Bilal membawa cambuk tersebut ke masjid lalu diberikannya kepada Ukasyah. Setelah mengambil cambuk itu, Ukasyah menuju ke hadapan Rasulullah. Tiba-tiba, Abu Bakar berdiri menghalangi Ukasyah sambil berkata:
“Ukasyah… kalau kamu hendak memukul, pukullah aku!”
Ukasyah tetap menuju ke hadapan Rasulullah SAW. Kemudian Umar bin Khattab berdiri menghalanginya sambil berkata:
“Ukasyah… kalau engkau suka pukul, pukullah aku.
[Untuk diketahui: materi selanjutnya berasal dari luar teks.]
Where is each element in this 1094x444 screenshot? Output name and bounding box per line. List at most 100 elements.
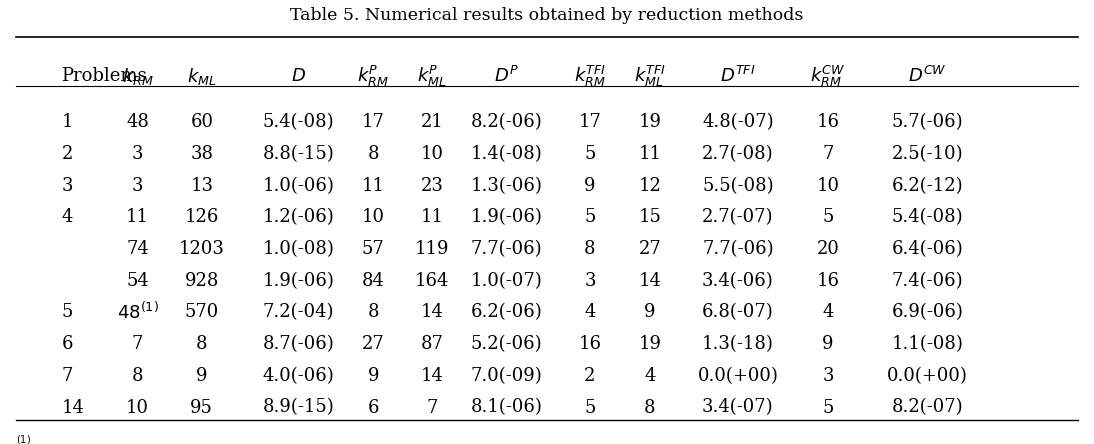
- Text: 6.9(-06): 6.9(-06): [892, 304, 964, 321]
- Text: $k_{ML}^{P}$: $k_{ML}^{P}$: [418, 63, 447, 89]
- Text: Table 5. Numerical results obtained by reduction methods: Table 5. Numerical results obtained by r…: [290, 7, 804, 24]
- Text: 0.0(+00): 0.0(+00): [887, 367, 968, 385]
- Text: 9: 9: [823, 335, 834, 353]
- Text: 15: 15: [639, 208, 662, 226]
- Text: 1.4(-08): 1.4(-08): [470, 145, 543, 163]
- Text: 14: 14: [421, 304, 444, 321]
- Text: $48^{(1)}$: $48^{(1)}$: [117, 302, 159, 323]
- Text: 5.4(-08): 5.4(-08): [263, 113, 334, 131]
- Text: 11: 11: [362, 177, 385, 195]
- Text: 1: 1: [61, 113, 73, 131]
- Text: 7.0(-09): 7.0(-09): [470, 367, 543, 385]
- Text: 2: 2: [584, 367, 595, 385]
- Text: 5: 5: [823, 208, 834, 226]
- Text: 5: 5: [584, 208, 595, 226]
- Text: 6: 6: [368, 399, 379, 416]
- Text: 2.5(-10): 2.5(-10): [892, 145, 964, 163]
- Text: 1.0(-07): 1.0(-07): [470, 272, 543, 290]
- Text: 4.8(-07): 4.8(-07): [702, 113, 773, 131]
- Text: 3: 3: [61, 177, 73, 195]
- Text: Problems: Problems: [61, 67, 147, 85]
- Text: 5: 5: [823, 399, 834, 416]
- Text: 8: 8: [368, 304, 379, 321]
- Text: 14: 14: [61, 399, 84, 416]
- Text: 6.2(-12): 6.2(-12): [892, 177, 964, 195]
- Text: 6.2(-06): 6.2(-06): [470, 304, 543, 321]
- Text: 9: 9: [368, 367, 379, 385]
- Text: 5.5(-08): 5.5(-08): [702, 177, 773, 195]
- Text: 6.8(-07): 6.8(-07): [702, 304, 773, 321]
- Text: 164: 164: [415, 272, 450, 290]
- Text: 7: 7: [131, 335, 143, 353]
- Text: 8.1(-06): 8.1(-06): [470, 399, 543, 416]
- Text: 3.4(-07): 3.4(-07): [702, 399, 773, 416]
- Text: 11: 11: [421, 208, 444, 226]
- Text: 1.9(-06): 1.9(-06): [263, 272, 334, 290]
- Text: $k_{RM}^{CW}$: $k_{RM}^{CW}$: [811, 63, 846, 89]
- Text: 10: 10: [126, 399, 149, 416]
- Text: 9: 9: [196, 367, 208, 385]
- Text: 5.2(-06): 5.2(-06): [470, 335, 542, 353]
- Text: 7.2(-04): 7.2(-04): [263, 304, 334, 321]
- Text: 11: 11: [639, 145, 662, 163]
- Text: 1.3(-18): 1.3(-18): [702, 335, 773, 353]
- Text: 8.2(-07): 8.2(-07): [892, 399, 964, 416]
- Text: $k_{RM}^{TFI}$: $k_{RM}^{TFI}$: [574, 63, 606, 89]
- Text: 57: 57: [362, 240, 385, 258]
- Text: 13: 13: [190, 177, 213, 195]
- Text: 16: 16: [579, 335, 602, 353]
- Text: 87: 87: [421, 335, 444, 353]
- Text: 5: 5: [584, 399, 595, 416]
- Text: 17: 17: [579, 113, 602, 131]
- Text: 8.9(-15): 8.9(-15): [263, 399, 334, 416]
- Text: 16: 16: [816, 113, 839, 131]
- Text: 570: 570: [185, 304, 219, 321]
- Text: 3: 3: [584, 272, 595, 290]
- Text: 17: 17: [362, 113, 385, 131]
- Text: 19: 19: [639, 335, 662, 353]
- Text: 8: 8: [131, 367, 143, 385]
- Text: 0.0(+00): 0.0(+00): [697, 367, 778, 385]
- Text: 20: 20: [816, 240, 839, 258]
- Text: 6: 6: [61, 335, 73, 353]
- Text: 54: 54: [126, 272, 149, 290]
- Text: 7.4(-06): 7.4(-06): [892, 272, 964, 290]
- Text: 4: 4: [584, 304, 595, 321]
- Text: 3.4(-06): 3.4(-06): [702, 272, 773, 290]
- Text: 7: 7: [427, 399, 438, 416]
- Text: 119: 119: [415, 240, 450, 258]
- Text: 4: 4: [61, 208, 72, 226]
- Text: 8.8(-15): 8.8(-15): [263, 145, 334, 163]
- Text: 95: 95: [190, 399, 213, 416]
- Text: 14: 14: [639, 272, 662, 290]
- Text: $D^{P}$: $D^{P}$: [493, 66, 519, 86]
- Text: 8: 8: [644, 399, 655, 416]
- Text: $k_{RM}^{P}$: $k_{RM}^{P}$: [358, 63, 389, 89]
- Text: $D$: $D$: [291, 67, 305, 85]
- Text: 5.7(-06): 5.7(-06): [892, 113, 964, 131]
- Text: 4.0(-06): 4.0(-06): [263, 367, 334, 385]
- Text: 3: 3: [823, 367, 834, 385]
- Text: 1203: 1203: [178, 240, 224, 258]
- Text: 928: 928: [185, 272, 219, 290]
- Text: 4: 4: [823, 304, 834, 321]
- Text: 84: 84: [362, 272, 385, 290]
- Text: 10: 10: [816, 177, 839, 195]
- Text: 1.9(-06): 1.9(-06): [470, 208, 543, 226]
- Text: 48: 48: [126, 113, 149, 131]
- Text: $D^{CW}$: $D^{CW}$: [908, 66, 947, 86]
- Text: 1.3(-06): 1.3(-06): [470, 177, 543, 195]
- Text: $k_{RM}$: $k_{RM}$: [121, 66, 153, 87]
- Text: 9: 9: [644, 304, 655, 321]
- Text: 8: 8: [196, 335, 208, 353]
- Text: 2.7(-08): 2.7(-08): [702, 145, 773, 163]
- Text: 5.4(-08): 5.4(-08): [892, 208, 964, 226]
- Text: 21: 21: [421, 113, 444, 131]
- Text: 7: 7: [823, 145, 834, 163]
- Text: 3: 3: [131, 177, 143, 195]
- Text: 4: 4: [644, 367, 655, 385]
- Text: 1.1(-08): 1.1(-08): [892, 335, 964, 353]
- Text: 1.0(-08): 1.0(-08): [263, 240, 334, 258]
- Text: 7.7(-06): 7.7(-06): [702, 240, 773, 258]
- Text: 10: 10: [362, 208, 385, 226]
Dulu memang aku tidak suka mendengar nama Muhammad, bahkan aku pernah berniat untuk menyakitinya. Itu dulu. Sekarang, tidak boleh ada seorang pun yang menyakiti Rasulullah SAW. Kalau engkau berani menyakiti Rasulullah, maka langkahi mayatku!”
Begitu sampai di tangga mimbar, dengan lantang Ukasyah berkata:
“Bagaimana aku mau memukul engkau, ya Rasulullah. Engkau duduk di atas dan aku di bawah. Kalau engkau mau aku pukul, maka turunlah ke bawah sini!”
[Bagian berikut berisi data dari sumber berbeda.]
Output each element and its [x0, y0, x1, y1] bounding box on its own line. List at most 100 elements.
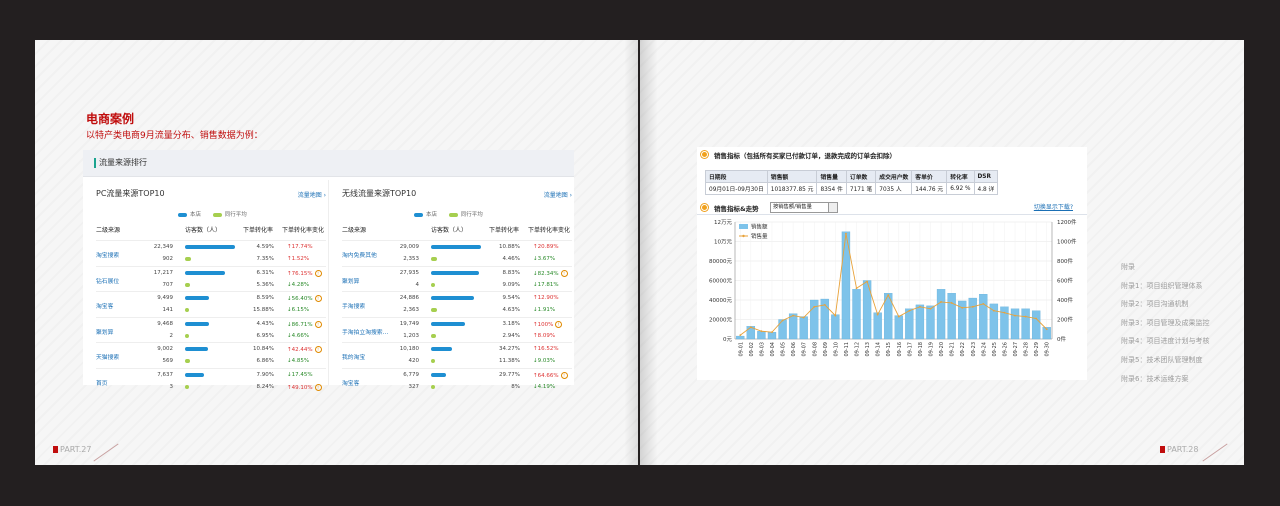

Rasulullah, manusia termulia, kekasih Allah itu, meminta beberapa sahabat memapahnya ke bawah. Rasulullah SAW didudukkan pada sebuah kursi. Lalu dengan suara tegas Ukasyah berkata lagi:
“Dulu waktu engkau memukul aku, aku tidak memakai baju, ya Rasulullah.”
Para sahabat sangat geram mendengar perkataan Ukasyah. Tanpa berlama-lama, dalam keadaan lemah, Rasulullah SAW membuka bajunya.
Kemudian terlihatlah tubuh Rasulullah yang sangat indah, sedang beberapa batu terikat di perut Rasulullah, pertanda beliau sedang menahan lapar.
Rasulullah SAW berkata:
“Wahai Ukasyah, segeralah dan janganlah kamu berlebih-lebihan. Nanti Allah SWT akan murka padamu.”
Ukasyah langsung menghambur menuju Rasulullah SAW. Cambuk di tangannya ia buang jauh-jauh. Kemudian ia memeluk tubuh Rasulullah SAW seerat-eratnya… sambil menangis sejadi-jadinya.
Ukasyah berkata:
“Ya Rasulullah, ampuni aku. Maafkan aku. Mana ada manusia yang sanggup menyakiti engkau, ya Rasulullah. Sengaja aku melakukannya, agar aku dapat merapatkan tubuhku dengan tubuhmu. Karena Engkau pernah mengatakan, Barang siapa yang kulitnya pernah bersentuhan denganku, maka diharamkan api neraka atasnya. Seumur hidupku aku bercita-cita dapat memelukmu.”
Rasulullah SAW dengan senyum berkata:
“Wahai sahabat-sahabatku semua, kalau kalian ingin melihat ahli surga, maka lihatlah Ukasyah.”